Email has been a routine communication channel for so long that the majority of us use it on a daily basis without question. Healthcare professionals are among the last of service providers to not utilize email as a form of communication with the people they serve. But in the healthcare field, emailing practices between physicians and patients is a controversial discussion.
It can be argued that utilizing electronic communication is vital in developing relationships between a doctor and his/her patient, while allowing for open communication. Others worry about legalities that may arise with the lack of privacy that often accompanies online emailing.
Those in support of physicians emailing with patients state that it is beneficial when scheduling appointments, eliminating the frustration of phone tag. Using email improves efficiency and allows doctors to make themselves readily available to patients when a visit isn’t necessary, but medical advice or discussions is required.
Opponents dispute the positives of emailing in the healthcare field, stating that emailing has the potential to cause an array of legal issues. Privacy of emails and the possibility of hackers is a major concern among many. Some also insist that electronic communication between doctors and patients is no way to practice medicine. While emailing back and forth, a doctor misses out on necessary body language, facial expressions, tone of voice, etc. that is typically witnessed during an in-person doctor’s consultation; appropriate and accurate care can suffer as a result.

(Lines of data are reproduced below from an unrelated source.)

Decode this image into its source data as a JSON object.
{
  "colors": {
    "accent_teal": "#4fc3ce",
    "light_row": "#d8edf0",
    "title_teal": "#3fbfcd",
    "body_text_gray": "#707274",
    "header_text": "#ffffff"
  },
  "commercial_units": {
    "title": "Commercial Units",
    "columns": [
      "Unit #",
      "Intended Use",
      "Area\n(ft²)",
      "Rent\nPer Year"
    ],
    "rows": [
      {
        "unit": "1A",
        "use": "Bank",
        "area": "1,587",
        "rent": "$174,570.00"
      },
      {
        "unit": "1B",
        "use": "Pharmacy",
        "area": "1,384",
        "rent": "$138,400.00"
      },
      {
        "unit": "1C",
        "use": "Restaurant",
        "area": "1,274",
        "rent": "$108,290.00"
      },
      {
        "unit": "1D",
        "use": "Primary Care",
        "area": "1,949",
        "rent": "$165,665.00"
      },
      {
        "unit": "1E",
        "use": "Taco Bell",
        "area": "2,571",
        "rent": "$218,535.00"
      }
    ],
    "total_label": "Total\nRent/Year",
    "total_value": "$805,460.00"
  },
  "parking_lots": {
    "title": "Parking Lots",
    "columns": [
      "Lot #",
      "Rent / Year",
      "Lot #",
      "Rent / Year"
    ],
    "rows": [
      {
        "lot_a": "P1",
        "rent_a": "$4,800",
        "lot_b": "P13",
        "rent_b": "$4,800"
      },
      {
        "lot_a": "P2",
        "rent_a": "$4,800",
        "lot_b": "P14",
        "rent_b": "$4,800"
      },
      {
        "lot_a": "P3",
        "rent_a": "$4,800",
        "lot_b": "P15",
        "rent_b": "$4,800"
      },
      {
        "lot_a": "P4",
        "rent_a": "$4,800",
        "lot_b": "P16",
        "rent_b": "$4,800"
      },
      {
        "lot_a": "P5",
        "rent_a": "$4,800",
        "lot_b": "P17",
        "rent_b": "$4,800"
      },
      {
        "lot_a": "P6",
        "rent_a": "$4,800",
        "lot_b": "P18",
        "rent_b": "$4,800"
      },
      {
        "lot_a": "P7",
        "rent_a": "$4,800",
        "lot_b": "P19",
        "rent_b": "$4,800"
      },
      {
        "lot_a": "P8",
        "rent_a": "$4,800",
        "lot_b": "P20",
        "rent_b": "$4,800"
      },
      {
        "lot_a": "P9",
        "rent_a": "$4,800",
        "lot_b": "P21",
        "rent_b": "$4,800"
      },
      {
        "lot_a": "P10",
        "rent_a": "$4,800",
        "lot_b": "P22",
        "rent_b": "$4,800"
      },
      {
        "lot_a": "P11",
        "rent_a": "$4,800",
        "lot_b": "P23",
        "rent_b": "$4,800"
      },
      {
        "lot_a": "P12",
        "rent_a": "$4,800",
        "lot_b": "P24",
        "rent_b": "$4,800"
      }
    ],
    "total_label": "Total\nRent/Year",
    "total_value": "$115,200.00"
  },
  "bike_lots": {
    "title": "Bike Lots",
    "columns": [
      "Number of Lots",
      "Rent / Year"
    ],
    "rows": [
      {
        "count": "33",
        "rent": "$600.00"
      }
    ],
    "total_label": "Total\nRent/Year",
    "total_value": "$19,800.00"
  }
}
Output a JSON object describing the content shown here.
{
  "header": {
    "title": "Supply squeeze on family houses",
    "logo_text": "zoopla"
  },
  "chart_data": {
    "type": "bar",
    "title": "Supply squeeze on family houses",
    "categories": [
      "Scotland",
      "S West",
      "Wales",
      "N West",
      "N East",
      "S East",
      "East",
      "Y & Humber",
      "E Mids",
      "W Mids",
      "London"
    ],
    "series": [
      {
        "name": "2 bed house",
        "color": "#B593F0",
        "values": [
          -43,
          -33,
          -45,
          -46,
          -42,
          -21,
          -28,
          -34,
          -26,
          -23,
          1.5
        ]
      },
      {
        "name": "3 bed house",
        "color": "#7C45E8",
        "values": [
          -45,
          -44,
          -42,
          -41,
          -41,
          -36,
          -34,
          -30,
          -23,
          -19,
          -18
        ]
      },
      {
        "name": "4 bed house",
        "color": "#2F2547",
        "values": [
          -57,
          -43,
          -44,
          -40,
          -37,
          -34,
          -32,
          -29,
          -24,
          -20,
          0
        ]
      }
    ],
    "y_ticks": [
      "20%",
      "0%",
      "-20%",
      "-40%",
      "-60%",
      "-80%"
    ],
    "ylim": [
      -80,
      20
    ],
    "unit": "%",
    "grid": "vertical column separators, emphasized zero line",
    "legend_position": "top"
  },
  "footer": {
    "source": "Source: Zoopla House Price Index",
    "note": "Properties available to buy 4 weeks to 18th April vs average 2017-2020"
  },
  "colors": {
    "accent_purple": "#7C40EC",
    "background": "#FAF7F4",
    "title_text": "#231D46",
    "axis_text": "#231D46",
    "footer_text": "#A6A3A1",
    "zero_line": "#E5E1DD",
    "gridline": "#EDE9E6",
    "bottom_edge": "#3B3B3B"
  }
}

Because an array of legal problems can arise, only engaging in email communication on an extremely limited basis could be a compromise. Sticking purely to scheduling appointments or sending test results, while making sure not to reveal any confidential medical information.
Email seems to be an inevitable part of doing business. Do you think that healthcare should adapt to the extreme popularity of electronic communication to build bonding relationships between doctors and patients or continue to communicate traditionally, avoiding security and legal issues?